But don't worry. Parisians are in charge.
Surely there were better years in which to start a business, but 2009 is when the stars aligned for Rosalie Guillem, a Parisian out of water in Sarasota, Florida. That was the year she convinced her daughter Audrey, finally, to make the move to Sarasota, along with Audrey's pastry chef husband. Everyone needed work, so they sat around thinking about what to do, and pretty soon, voila, Sarasota had a cute little place to go for colorful macarons, just like you'd find in a shop back in France. They called it, just to keep things simple, Le Macaron French Pastries.
"It was not easy, but we thought that even during the Great Recession, everybody would be able to treat themselves with a little delicacy," Guillem said in a recent, wide-ranging interview with trade pub QSR Magazine. "A macaron, a chocolate, a cup of coffee, a nice place, maybe a two-minute vacation. And that was the idea."
The idea worked, and worked really well—less than a decade later, there are roughly 50 Le Macaron shops dotting the country, many of them (for now, anyway) in Florida, close to the central commissary where the macarons are produced under the careful watch of a team of French chefs. Gluten-free, maybe 80, 90 calories each, these macarons, which come in flavors both traditional (raspberry, vanilla, chocolate) and unexpected (bubble gum), are slightly larger than you might find in France, but they're definitely the real deal. They are sold in pleasant, modern shops that are typically bright, and smart-looking—not too big, but large enough to make the store feel like something like a destination. Other things sold there, such as gelato, coffee, pastries, chocolates and candy help draw people in, as well.
Getting the quality right at first was a huge hurdle to overcome, says Guillem, noting how hard they had to work to source the right kind of flour, and good quality egg whites, to say nothing of the fight they got from that famous Florida humidity. But in the end, it worked, and keeping a tight rein on production appears to have paid off, because Le Macaron has mostly been a hit, wherever it has landed, whether it's Santa Monica, California, The Venetian in Las Vegas, or the Miami suburbs—there's even one just outside of New York City, in Westchester County.

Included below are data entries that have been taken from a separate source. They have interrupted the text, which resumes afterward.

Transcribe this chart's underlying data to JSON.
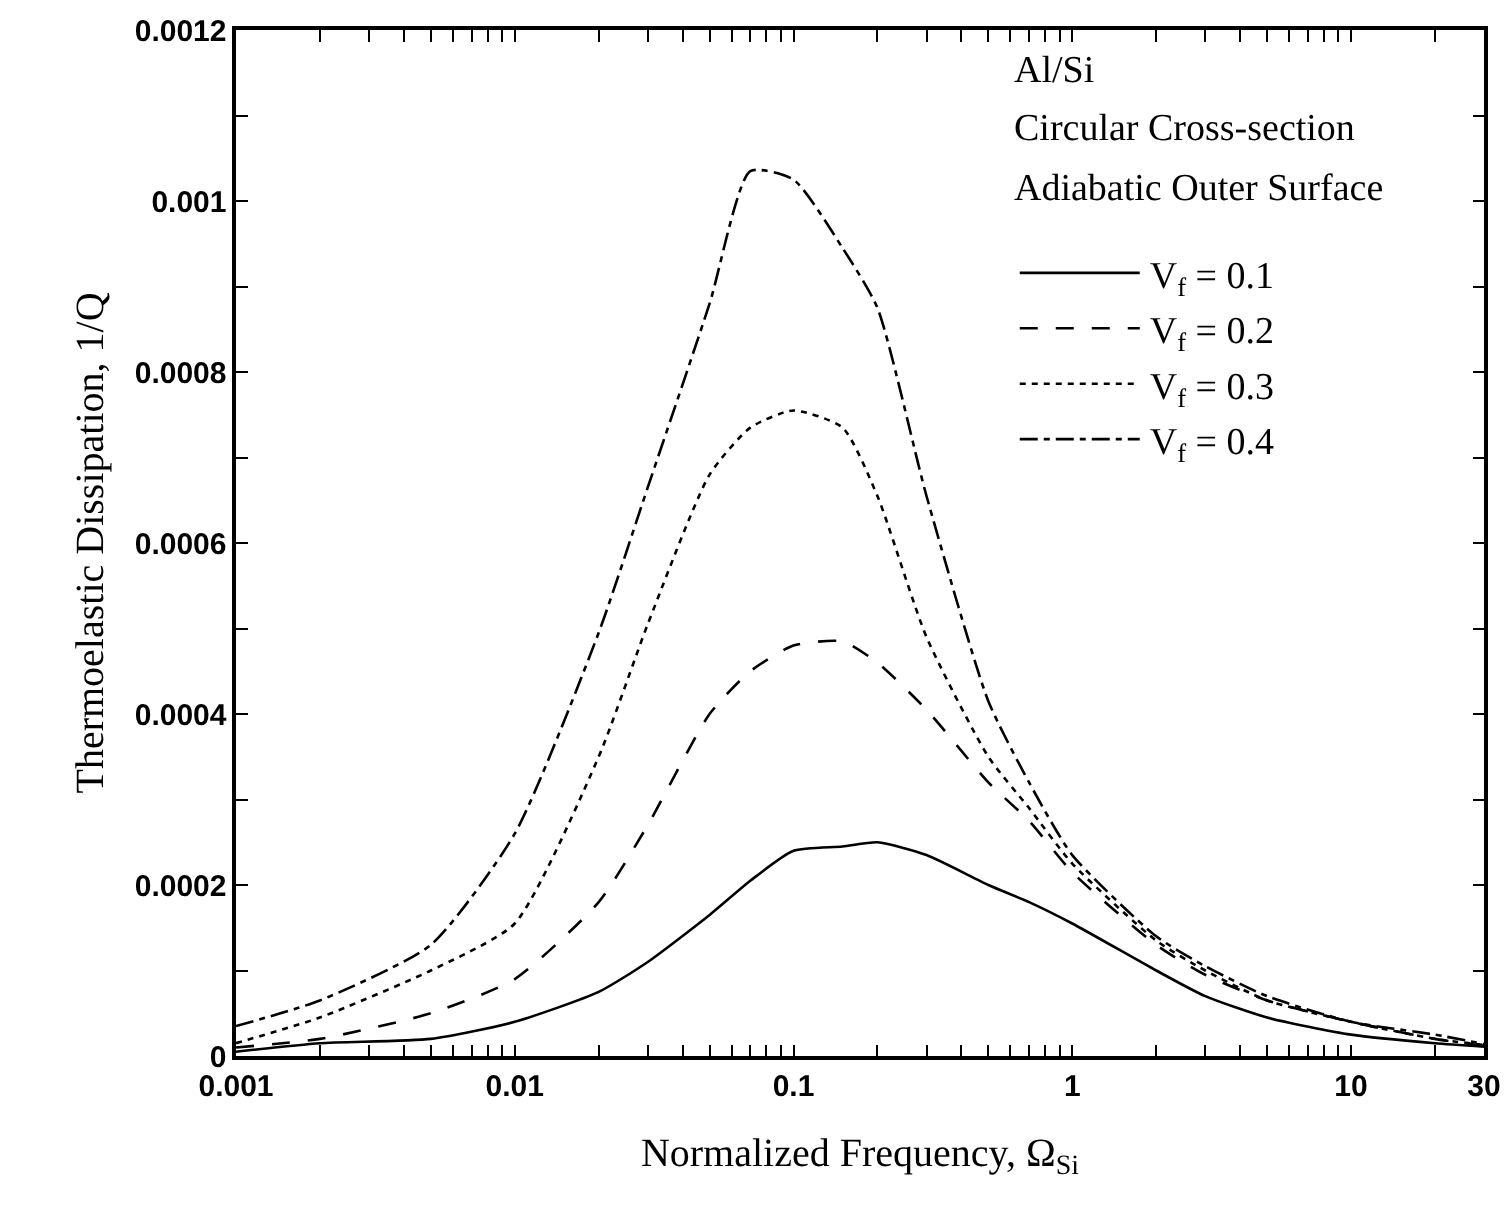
{
  "chart_data": {
    "type": "line",
    "xlabel": "Normalized Frequency, Ω$_{Si}$",
    "ylabel": "Thermoelastic Dissipation, 1/Q",
    "annotations": [
      "Al/Si",
      "Circular Cross-section",
      "Adiabatic Outer Surface"
    ],
    "x": [
      0.001,
      0.002,
      0.005,
      0.01,
      0.02,
      0.03,
      0.05,
      0.07,
      0.1,
      0.15,
      0.2,
      0.3,
      0.5,
      0.7,
      1,
      2,
      3,
      5,
      10,
      20,
      30
    ],
    "series": [
      {
        "name": "V$_{f}$ = 0.1",
        "color": "#000000",
        "line_style": "solid",
        "values": [
          5e-06,
          1.5e-05,
          2e-05,
          4e-05,
          7.5e-05,
          0.00011,
          0.000165,
          0.000205,
          0.00024,
          0.000245,
          0.00025,
          0.000235,
          0.0002,
          0.00018,
          0.000155,
          0.0001,
          7e-05,
          4.5e-05,
          2.5e-05,
          1.5e-05,
          1.1e-05
        ]
      },
      {
        "name": "V$_{f}$ = 0.2",
        "color": "#000000",
        "line_style": "dashed",
        "values": [
          1e-05,
          2e-05,
          5e-05,
          9e-05,
          0.00018,
          0.00027,
          0.0004,
          0.00045,
          0.00048,
          0.000485,
          0.00046,
          0.000405,
          0.00032,
          0.000275,
          0.000215,
          0.00013,
          9.5e-05,
          6.5e-05,
          4e-05,
          2e-05,
          1.2e-05
        ]
      },
      {
        "name": "V$_{f}$ = 0.3",
        "color": "#000000",
        "line_style": "dotted",
        "values": [
          1.5e-05,
          4.5e-05,
          0.0001,
          0.000155,
          0.00035,
          0.000505,
          0.00068,
          0.000735,
          0.000755,
          0.000735,
          0.000655,
          0.00049,
          0.00035,
          0.00029,
          0.000225,
          0.000135,
          0.0001,
          6.5e-05,
          4e-05,
          2e-05,
          1.3e-05
        ]
      },
      {
        "name": "V$_{f}$ = 0.4",
        "color": "#000000",
        "line_style": "dashdot",
        "values": [
          3.5e-05,
          6.5e-05,
          0.00013,
          0.00026,
          0.000495,
          0.000665,
          0.00088,
          0.001035,
          0.001025,
          0.000945,
          0.000875,
          0.000655,
          0.000415,
          0.00032,
          0.000235,
          0.00014,
          0.000105,
          7e-05,
          4e-05,
          2.5e-05,
          1.4e-05
        ]
      }
    ],
    "log": "x",
    "xlim": [
      0.001,
      30
    ],
    "xticks": [
      0.001,
      {
        "value": 0.002,
        "label": null
      },
      {
        "value": 0.003,
        "label": null
      },
      {
        "value": 0.004,
        "label": null
      },
      {
        "value": 0.005,
        "label": null
      },
      {
        "value": 0.006,
        "label": null
      },
      {
        "value": 0.007,
        "label": null
      },
      {
        "value": 0.008,
        "label": null
      },
      {
        "value": 0.009,
        "label": null
      },
      0.01,
      {
        "value": 0.02,
        "label": null
      },
      {
        "value": 0.03,
        "label": null
      },
      {
        "value": 0.04,
        "label": null
      },
      {
        "value": 0.05,
        "label": null
      },
      {
        "value": 0.06,
        "label": null
      },
      {
        "value": 0.07,
        "label": null
      },
      {
        "value": 0.08,
        "label": null
      },
      {
        "value": 0.09,
        "label": null
      },
      0.1,
      {
        "value": 0.2,
        "label": null
      },
      {
        "value": 0.3,
        "label": null
      },
      {
        "value": 0.4,
        "label": null
      },
      {
        "value": 0.5,
        "label": null
      },
      {
        "value": 0.6,
        "label": null
      },
      {
        "value": 0.7,
        "label": null
      },
      {
        "value": 0.8,
        "label": null
      },
      {
        "value": 0.9,
        "label": null
      },
      1,
      {
        "value": 2,
        "label": null
      },
      {
        "value": 3,
        "label": null
      },
      {
        "value": 4,
        "label": null
      },
      {
        "value": 5,
        "label": null
      },
      {
        "value": 6,
        "label": null
      },
      {
        "value": 7,
        "label": null
      },
      {
        "value": 8,
        "label": null
      },
      {
        "value": 9,
        "label": null
      },
      10,
      {
        "value": 20,
        "label": null
      },
      30
    ],
    "ylim": [
      0,
      0.0012
    ],
    "yticks": [
      0,
      {
        "value": 0.0001,
        "label": null
      },
      0.0002,
      {
        "value": 0.0003,
        "label": null
      },
      0.0004,
      {
        "value": 0.0005,
        "label": null
      },
      0.0006,
      {
        "value": 0.0007,
        "label": null
      },
      0.0008,
      {
        "value": 0.0009,
        "label": null
      },
      0.001,
      {
        "value": 0.0011,
        "label": null
      },
      0.0012
    ],
    "grid": false,
    "legend": "top right"
  }
}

The shops typically have a nice, local feel, to the point where, at least in some cases, the first-time visitor might not know they've stepped into a franchised chain store. Fifty shops selling macarons may seem like a lot, but for Guillem, it's all just getting started. Down in Florida, at home base, they're developing a range of new cakes, macarons and pastries; they're definitely looking to add more stores, too—maybe even one in every state. As much as America seems to be responding to Le Macaron, Guillen says the love goes both ways.
"In France," says Guillem, "The customers are spoiled by the quality of patisserie. When American customers taste something that is good, they really show how much they like it, and they want to share that with everybody. They are happy customers; we don't have grumpy customers. They are so happy to discover something new. It's great to be part of that discovery."